BetaVariationalAutoencoderConfig
No new fields. Use kl_weight to express beta-style scaling.
DenoisingVariationalAutoencoderConfig
| Field |
Meaning |
noise_type |
Corruption mode for the denoising encoder input. |
noise_std |
Standard deviation for additive Gaussian corruption. |
masking_ratio |
Fraction of masked features when using masking noise. |
HierarchicalVariationalAutoencoderConfig
| Field |
Meaning |
top_latent_dim |
Width of the upper latent level in hierarchical VAE models. |
VampPriorVariationalAutoencoderConfig
| Field |
Meaning |
num_pseudo_inputs |
Number of learned pseudo-inputs used to define the VampPrior mixture. |
| Field |
Meaning |
mmd_weight |
Weight for the additional MMD regularizer. |
kernel_bandwidths |
Bandwidth list for the MMD kernel mixture. |
DIPVariationalAutoencoderConfig
| Field |
Meaning |
dip_type |
Which DIP-VAE covariance penalty variant to use. |
lambda_diag |
Weight on diagonal covariance matching. |
lambda_offdiag |
Weight on off-diagonal covariance suppression. |
BetaTCVariationalAutoencoderConfig
| Field |
Meaning |
tc_weight |
Weight on the total-correlation penalty. |
FactorVariationalAutoencoderConfig
| Field |
Meaning |
tc_weight |
Weight on the total-correlation penalty estimated through the discriminator. |
discriminator_hidden_dims |
Hidden widths for the auxiliary discriminator. |
Quantized Family
BaseVectorQuantizedAutoencoderConfig
| Field |
Meaning |
codebook_size |
Number of discrete codes per learned codebook. |
commitment_weight |
Weight that pulls encoder outputs toward selected codes. |
codebook_weight |
Weight that pulls learned code vectors toward encoder outputs when explicit codebook loss is used. |
assignment_strategy |
How discrete indices are selected from codebook distances: nearest or sinkhorn. |
sinkhorn_epsilon |
Entropic regularization strength for Sinkhorn assignment. It may be one float shared across codebooks or one list with one value per codebook slot. A slot set to 0.0 falls back to nearest-neighbor assignment. |
sinkhorn_iters |
Number of Sinkhorn normalization iterations when assignment_strategy is sinkhorn. |
kmeans_init |
Whether learned codebooks are initialized from the first training batch of encoder latents instead of uniform random weights. |
kmeans_iters |
Number of Lloyd iterations used during codebook k-means initialization. |
use_ema_codebook |
Whether learned codebooks are updated by exponential moving averages instead of gradient updates. |
ema_decay |
EMA decay factor for codebook statistics. Lower values adapt faster; higher values are smoother. |
ema_epsilon |
Numerical stabilizer used when normalizing EMA cluster sizes. |
dead_code_reset |
Whether rarely used codes are reinitialized at the end of training epochs or steps. |
dead_code_threshold |
Usage-count threshold below which a code is considered dead for reset purposes. |
VectorQuantizedAutoencoderConfig
No extra fields beyond the base quantized family.

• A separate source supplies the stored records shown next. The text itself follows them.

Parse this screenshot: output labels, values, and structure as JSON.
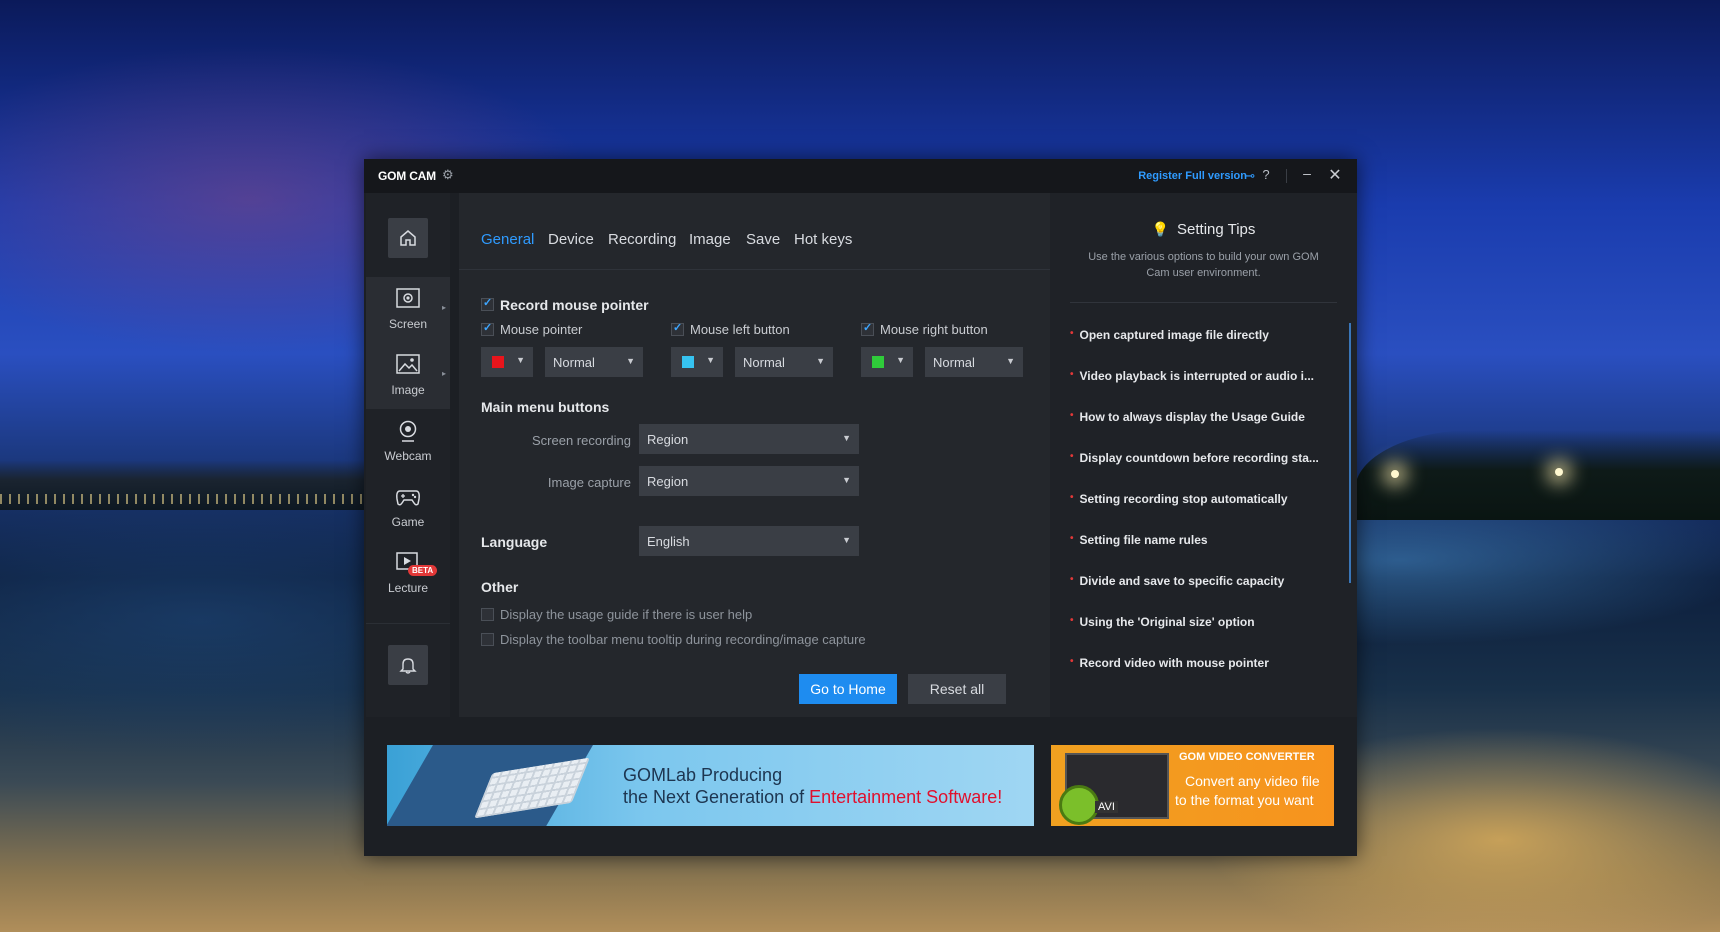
{
  "window": {
    "title": "GOM CAM",
    "register": "Register Full version",
    "help": "?",
    "minimize": "–",
    "close": "✕"
  },
  "nav": {
    "items": [
      {
        "label": "Screen"
      },
      {
        "label": "Image"
      },
      {
        "label": "Webcam"
      },
      {
        "label": "Game"
      },
      {
        "label": "Lecture",
        "badge": "BETA"
      }
    ]
  },
  "tabs": [
    "General",
    "Device",
    "Recording",
    "Image",
    "Save",
    "Hot keys"
  ],
  "mouse": {
    "record_label": "Record mouse pointer",
    "pointer": {
      "label": "Mouse pointer",
      "color": "#e8151c",
      "size": "Normal"
    },
    "left": {
      "label": "Mouse left button",
      "color": "#36c3f0",
      "size": "Normal"
    },
    "right": {
      "label": "Mouse right button",
      "color": "#2fcb3a",
      "size": "Normal"
    }
  },
  "main_menu": {
    "title": "Main menu buttons",
    "screen_label": "Screen recording",
    "screen_value": "Region",
    "image_label": "Image capture",
    "image_value": "Region"
  },
  "language": {
    "title": "Language",
    "value": "English"
  },
  "other": {
    "title": "Other",
    "opt1": "Display the usage guide if there is user help",
    "opt2": "Display the toolbar menu tooltip during recording/image capture"
  },
  "buttons": {
    "home": "Go to Home",
    "reset": "Reset all"
  },
  "tips": {
    "title": "Setting Tips",
    "desc": "Use the various options to build your own GOM Cam user environment.",
    "items": [
      "Open captured image file directly",
      "Video playback is interrupted or audio i...",
      "How to always display the Usage Guide",
      "Display countdown before recording sta...",
      "Setting recording stop automatically",
      "Setting file name rules",
      "Divide and save to specific capacity",
      "Using the 'Original size' option",
      "Record video with mouse pointer"
    ]
  },
  "banners": {
    "left_line1": "GOMLab Producing",
    "left_line2_prefix": "the Next Generation of ",
    "left_line2_highlight": "Entertainment Software!",
    "right_title": "GOM VIDEO CONVERTER",
    "right_line1": "Convert any video file",
    "right_line2": "to the format you want",
    "right_badge": "AVI"
  }
}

GumbelQuantizedAutoencoderConfig
| Field |
Meaning |
temperature |
Initial Gumbel-softmax temperature. |
min_temperature |
Lower bound for the annealed temperature. |
anneal_rate |
Multiplicative decay controlling how fast the temperature cools. |
FiniteScalarQuantizedAutoencoderConfig
| Field |
Meaning |
num_levels |
Number of scalar quantization levels per latent feature. |
ResidualFiniteScalarQuantizedAutoencoderConfig
| Field |
Meaning |
num_levels |
Number of scalar levels per residual quantizer. |
num_quantizers |
Number of residual scalar quantization stages. |
ProductQuantizedAutoencoderConfig
| Field |
Meaning |
num_codebooks |
Number of product-quantization subspaces. latent_dim must be divisible by this value. |
OptimizedProductQuantizedAutoencoderConfig
No extra fields beyond ProductQuantizedAutoencoderConfig.
OPQVAE keeps the same codebook and assignment settings as PQVAE, but learns an orthogonal rotation over the latent space before subspace splitting. In practice this means:
num_codebooks still controls how many PQ subspaces are used.
sinkhorn_epsilon still accepts either one shared value or one value per codebook slot.
kmeans_init, use_ema_codebook, and dead_code_reset behave the same way as in PQVAE.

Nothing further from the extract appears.